Осознание того, что она ненавидит меня, шарахнуло покрепче любой водки. За что? Я полностью отдавался ей. Я был всегда верен ей. Да и получается так, что верен до сих пор. Ведь Маша до сих пор для меня первая и единственная. А она ненавидит меня, хотя это она предала меня. Что за фигня? Чёрт, да она же плачет!

— Эй, Маш, ну хватит. Извини меня, я сказал то, что не должен был говорить. Прости меня. Я придурок, — сказал я, но она никак не успокаивалась, а я чувствовал вину, так что решил обнять её. — Извини, я полный придурок.

— Да что ты всё извиняешься? Мы же так, всего лишь едва знакомые люди, — сказала тихо мне в плечо Маша. Я её отпустил, а она слегка улыбалась сквозь заплаканное лицо.

— Ты же знаешь, что это неправда, — сказал я с улыбкой.

— Тогда почему так сказал?

— Слушай, давай с этим заканчивать. Мы же вроде договорились?

— Это ты начал, — сказала, улыбаясь Маша.

— Ладно, я рад, что ты вновь начала улыбаться. Ну что, как насчёт завтрака? Я покормлю.

— Ну, раз так, то я с удовольствием.

— Только нужно кое-что уладить, — сказал я и уловил вопросительный взгляд девушки. — Нужно привести тебя в порядок. Только скажи мне каким полотенцем, а то я же не знаю.

— У нас как бы нет полотенец для слёз. Ручкой?

— Ай ладно, я просто боюсь долго проискать полотенце, а там уже и каша остынет, — сказал я и потянулся к Маше. — Ты можешь закрыть глаза.

— Это вопрос?

— Нет. Просто предложение.

— В таком случае я его приму.

Тогда я притянулся к Маше. И всё как тогда. В день нашего знакомства. Эти зелёные глаза, полные боли и надежды. На тротуаре ей было больно, но в больнице они были полны надежды. Надежды на то, что я, её рыцарь, смогу пробиться через орды монстров и прочих врагов для того, чтобы ей, принцессе, помогли. А была ли она принцессой? И был ли я рыцарем? Не знаю, но сейчас сияние её зелёных глаз буквально прожигает меня насквозь. Всё внутри сжимается. Что это такое со мной?

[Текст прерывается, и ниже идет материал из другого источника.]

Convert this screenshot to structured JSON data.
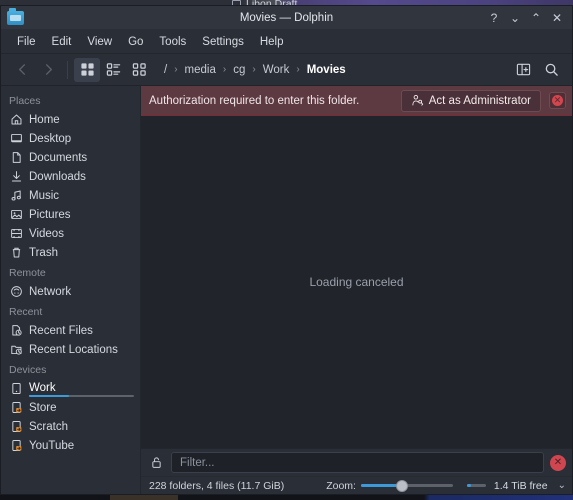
{
  "desktop": {
    "background_label": "Libon Draft"
  },
  "window": {
    "title": "Movies — Dolphin",
    "app_icon": "folder-icon",
    "controls": [
      {
        "name": "help-button",
        "glyph": "?"
      },
      {
        "name": "minimize-button",
        "glyph": "⌄"
      },
      {
        "name": "maximize-button",
        "glyph": "⌃"
      },
      {
        "name": "close-button",
        "glyph": "✕"
      }
    ]
  },
  "menubar": {
    "items": [
      {
        "label": "File"
      },
      {
        "label": "Edit"
      },
      {
        "label": "View"
      },
      {
        "label": "Go"
      },
      {
        "label": "Tools"
      },
      {
        "label": "Settings"
      },
      {
        "label": "Help"
      }
    ]
  },
  "toolbar": {
    "back_label": "Back",
    "forward_label": "Forward",
    "view_modes": [
      {
        "name": "icons-view-button",
        "label": "Icons",
        "active": true
      },
      {
        "name": "details-view-button",
        "label": "Details",
        "active": false
      },
      {
        "name": "compact-view-button",
        "label": "Compact",
        "active": false
      }
    ],
    "split_label": "Split",
    "search_label": "Search"
  },
  "breadcrumb": {
    "root": "/",
    "segments": [
      {
        "label": "media",
        "current": false
      },
      {
        "label": "cg",
        "current": false
      },
      {
        "label": "Work",
        "current": false
      },
      {
        "label": "Movies",
        "current": true
      }
    ],
    "separator": "›"
  },
  "sidebar": {
    "groups": [
      {
        "title": "Places",
        "items": [
          {
            "label": "Home",
            "icon": "home-icon",
            "selected": false
          },
          {
            "label": "Desktop",
            "icon": "desktop-icon",
            "selected": false
          },
          {
            "label": "Documents",
            "icon": "document-icon",
            "selected": false
          },
          {
            "label": "Downloads",
            "icon": "download-icon",
            "selected": false
          },
          {
            "label": "Music",
            "icon": "music-note-icon",
            "selected": false
          },
          {
            "label": "Pictures",
            "icon": "picture-icon",
            "selected": false
          },
          {
            "label": "Videos",
            "icon": "video-icon",
            "selected": false
          },
          {
            "label": "Trash",
            "icon": "trash-icon",
            "selected": false
          }
        ]
      },
      {
        "title": "Remote",
        "items": [
          {
            "label": "Network",
            "icon": "network-icon",
            "selected": false
          }
        ]
      },
      {
        "title": "Recent",
        "items": [
          {
            "label": "Recent Files",
            "icon": "recent-file-icon",
            "selected": false
          },
          {
            "label": "Recent Locations",
            "icon": "recent-folder-icon",
            "selected": false
          }
        ]
      },
      {
        "title": "Devices",
        "items": [
          {
            "label": "Work",
            "icon": "drive-icon",
            "selected": true,
            "capacity_percent": 38
          },
          {
            "label": "Store",
            "icon": "drive-mounted-icon",
            "selected": false
          },
          {
            "label": "Scratch",
            "icon": "drive-mounted-icon",
            "selected": false
          },
          {
            "label": "YouTube",
            "icon": "drive-mounted-icon",
            "selected": false
          }
        ]
      }
    ]
  },
  "auth_banner": {
    "message": "Authorization required to enter this folder.",
    "admin_button_label": "Act as Administrator",
    "admin_button_icon": "user-key-icon",
    "close_icon": "close-icon",
    "background_color": "#5d3942"
  },
  "view": {
    "message": "Loading canceled"
  },
  "filter_bar": {
    "lock_icon": "unlock-icon",
    "placeholder": "Filter...",
    "value": "",
    "close_icon": "close-icon"
  },
  "statusbar": {
    "count_text": "228 folders, 4 files (11.7 GiB)",
    "zoom_label": "Zoom:",
    "zoom_percent": 45,
    "free_meter_percent": 22,
    "free_text": "1.4 TiB free",
    "chevron": "⌄"
  },
  "colors": {
    "accent": "#3d9ad9",
    "window_bg": "#2a2e36",
    "view_bg": "#21242b",
    "warning_bg": "#5d3942",
    "danger": "#cf4650"
  }
}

Я прикасаюсь к щеке Маши, и она вся вздрагивает и закрывает глаза. Маленькие мурашки покрывают её плечи, которые не закованы в гипс. Не могу удержаться. И левой рукой буквально глажу её уже не такую нежную, сморщенную не то от аварии, не то от мурашек, кожу. Пробегаюсь пальцами от локтя до плеча и обратно. Продолжаю смахивать слёзы с лица Маши, но она похоже что вновь плачет из-под закрытых глаз. Я чувствую, как она вся так и млеет. Чёрт, мне хочется. Хочется вернуть всё назад. И вот я тянусь к ней.

— Что, уже целоваться лезем? — спросила Маша, открыв глаза.

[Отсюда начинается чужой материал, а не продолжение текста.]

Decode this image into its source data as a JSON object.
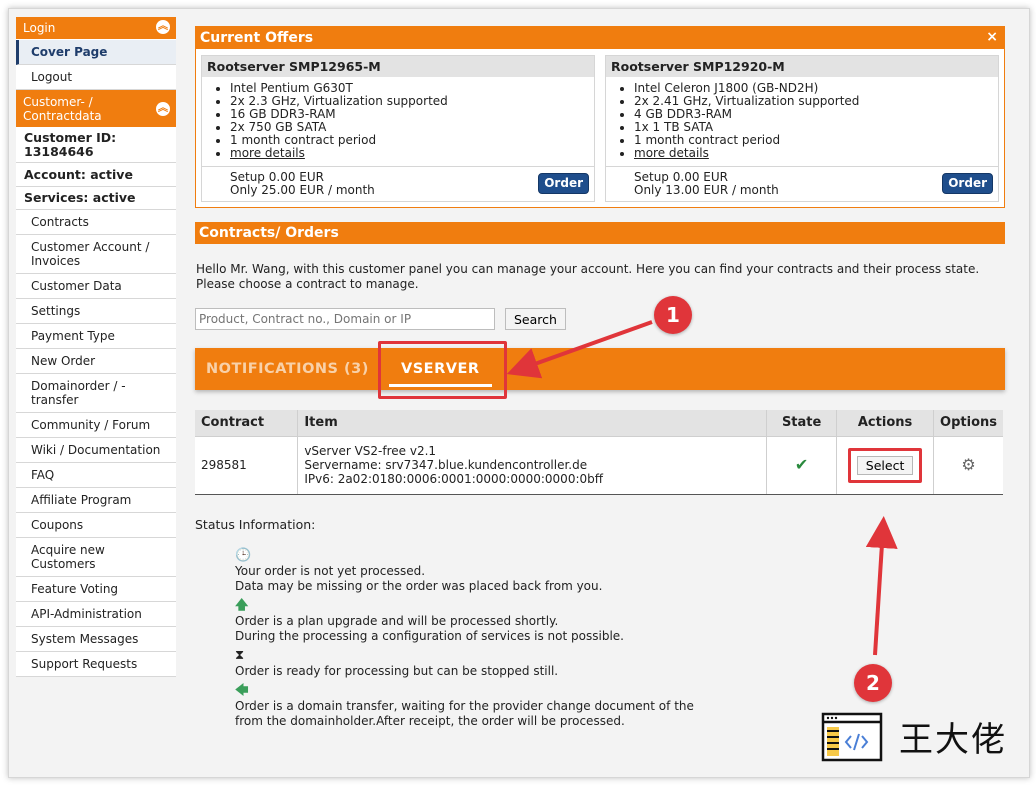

— Что? Да о чём ты? Тебе лишь бы мечтать. Какое там целоваться? У меня же есть девушки. Я просто сел поближе к тебе, чтобы было удобнее. Ну, вот и всё. Теперь можно и кушать. Тебя как, надо уговаривать как ребёночка? Ну, там за маму, за папу.

— Открой ротик, самолёт летит прямо в него? Вань, ты же сам говорил, что прошло уже три года. Я уже студентка.

— Ну и что? Ты и тогда вела себя куда непосредственнее своего возраста.

— Ты про рыцаря и принцессу? — засмеялась Маша.

— Да хотя бы взять их. Ну что за бред, называть друг друга рыцарем и принцессой? Когда тебе 15, а мне 20.

— Бред? А кто это начал?

— Кто? Ты ведь.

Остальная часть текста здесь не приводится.